Section 24 of the Finance Act 2015 significantly altered the tax landscape for landlords. This legislation limits the tax relief that individuals can claim on property finance costs, potentially increasing tax burdens for landlords, even in non-profit scenarios. It’s crucial for landlords to understand these changes as they explore ways to navigate ongoing tax challenges, including the use of Limited Companies. In PropertyReporter today, Rebecca Wilkinson, Business Tax Partner & property specialist at Menzies LLP explained.

The Rise of Tax-Saving Schemes

In response to these tax changes, there’s been an uptick in tax-saving schemes, like the “Less Tax for Landlords” hybrid partnership scheme. These schemes promise lower tax bills, but caution is advised. Remember, if something sounds too good to be true, it often is.

Legal Implications and HMRC’s Stance

HM Revenue & Customs (HMRC) has clearly stated that tax avoidance schemes are illegal and can lead to severe penalties. Landlords should be wary of any restructuring strategy primarily aimed at tax avoidance.

Key Considerations for Restructuring

Commercial Rationale

Any restructuring should have a clear commercial benefit beyond just tax mitigation. For example, transferring a letting business to a limited company (incorporation) can limit liability and separate business risks from personal assets. However, this doesn’t always equate to tax savings and can incur other costs like Capital Gains Tax (CGT) and Stamp Duty Land Tax (SDLT).

Operating Your Portfolio

The operation of your portfolio is critical. To claim CGT relief, landlords must actively manage their business for at least 20 hours a week. SDLT relief has even stricter requirements, necessitating a partnership structure. These conditions are not always easily met, and failing to do so can result in significant tax liabilities.

Transitioning Mortgages

Incorporation necessitates notifying mortgage providers about the change in property ownership. This often leads to refinancing to a company mortgage, accompanied by early redemption charges and higher interest rates.

Due Diligence

Thorough advice is essential before proceeding with incorporation. While initial tax liabilities may be lower, ongoing costs like higher corporate interest rates and other company-associated expenses should be carefully considered.

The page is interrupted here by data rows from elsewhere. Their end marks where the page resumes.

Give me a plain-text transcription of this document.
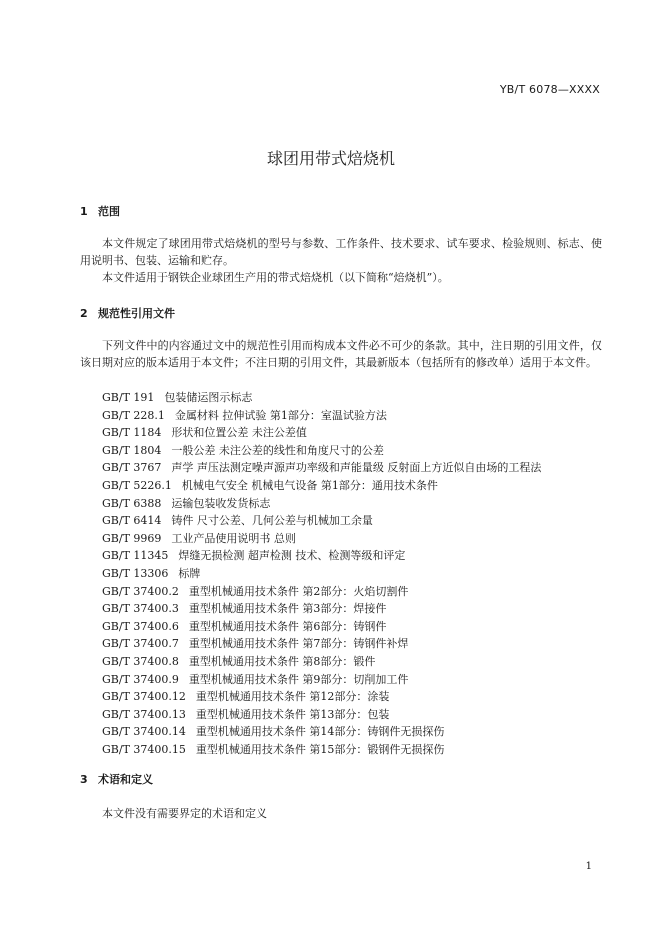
YB/T 6078—XXXX
球团用带式焙烧机
1 范围
本文件规定了球团用带式焙烧机的型号与参数、工作条件、技术要求、试车要求、检验规则、标志、使用说明书、包装、运输和贮存。
本文件适用于钢铁企业球团生产用的带式焙烧机（以下简称“焙烧机”）。
2 规范性引用文件
下列文件中的内容通过文中的规范性引用而构成本文件必不可少的条款。其中，注日期的引用文件，仅该日期对应的版本适用于本文件；不注日期的引用文件，其最新版本（包括所有的修改单）适用于本文件。
GB/T 191 包装储运图示标志
GB/T 228.1 金属材料 拉伸试验 第1部分：室温试验方法
GB/T 1184 形状和位置公差 未注公差值
GB/T 1804 一般公差 未注公差的线性和角度尺寸的公差
GB/T 3767 声学 声压法测定噪声源声功率级和声能量级 反射面上方近似自由场的工程法
GB/T 5226.1 机械电气安全 机械电气设备 第1部分：通用技术条件
GB/T 6388 运输包装收发货标志
GB/T 6414 铸件 尺寸公差、几何公差与机械加工余量
GB/T 9969 工业产品使用说明书 总则
GB/T 11345 焊缝无损检测 超声检测 技术、检测等级和评定
GB/T 13306 标牌
GB/T 37400.2 重型机械通用技术条件 第2部分：火焰切割件
GB/T 37400.3 重型机械通用技术条件 第3部分：焊接件
GB/T 37400.6 重型机械通用技术条件 第6部分：铸钢件
GB/T 37400.7 重型机械通用技术条件 第7部分：铸钢件补焊
GB/T 37400.8 重型机械通用技术条件 第8部分：锻件
GB/T 37400.9 重型机械通用技术条件 第9部分：切削加工件
GB/T 37400.12 重型机械通用技术条件 第12部分：涂装
GB/T 37400.13 重型机械通用技术条件 第13部分：包装
GB/T 37400.14 重型机械通用技术条件 第14部分：铸钢件无损探伤
GB/T 37400.15 重型机械通用技术条件 第15部分：锻钢件无损探伤
3 术语和定义
本文件没有需要界定的术语和定义
1
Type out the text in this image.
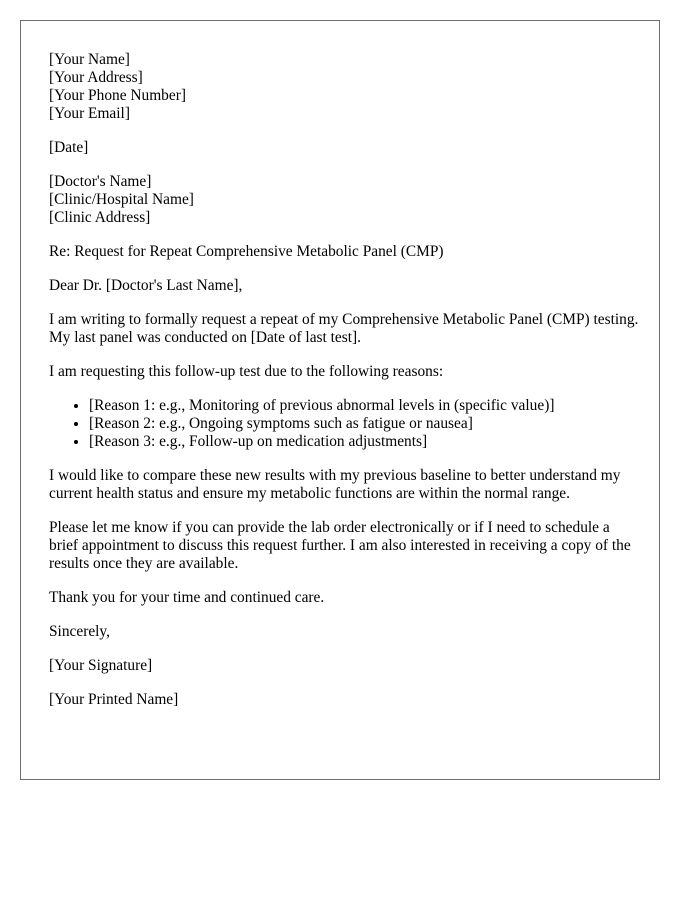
[Your Name]
[Your Address]
[Your Phone Number]
[Your Email]
[Date]
[Doctor's Name]
[Clinic/Hospital Name]
[Clinic Address]

Re: Request for Repeat Comprehensive Metabolic Panel (CMP)

Dear Dr. [Doctor's Last Name],

I am writing to formally request a repeat of my Comprehensive Metabolic Panel (CMP) testing. My last panel was conducted on [Date of last test].

I am requesting this follow-up test due to the following reasons:

• [Reason 1: e.g., Monitoring of previous abnormal levels in (specific value)]
• [Reason 2: e.g., Ongoing symptoms such as fatigue or nausea]
• [Reason 3: e.g., Follow-up on medication adjustments]

I would like to compare these new results with my previous baseline to better understand my current health status and ensure my metabolic functions are within the normal range.

Please let me know if you can provide the lab order electronically or if I need to schedule a brief appointment to discuss this request further. I am also interested in receiving a copy of the results once they are available.

Thank you for your time and continued care.

Sincerely,

[Your Signature]

[Your Printed Name]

Balancing Risk and Returns

Landlords must balance risk and returns in their portfolio. For some, selling might be the best option, while others might find expanding their portfolio beneficial. Incorporation could be a strategic move for reducing personal risk and increasing control, but it should not be pursued solely for tax reasons.

Every landlord’s situation is unique. It’s imperative to consult with a trusted tax professional for a tailored assessment. By understanding these key aspects, landlords can make more informed decisions about their property investments.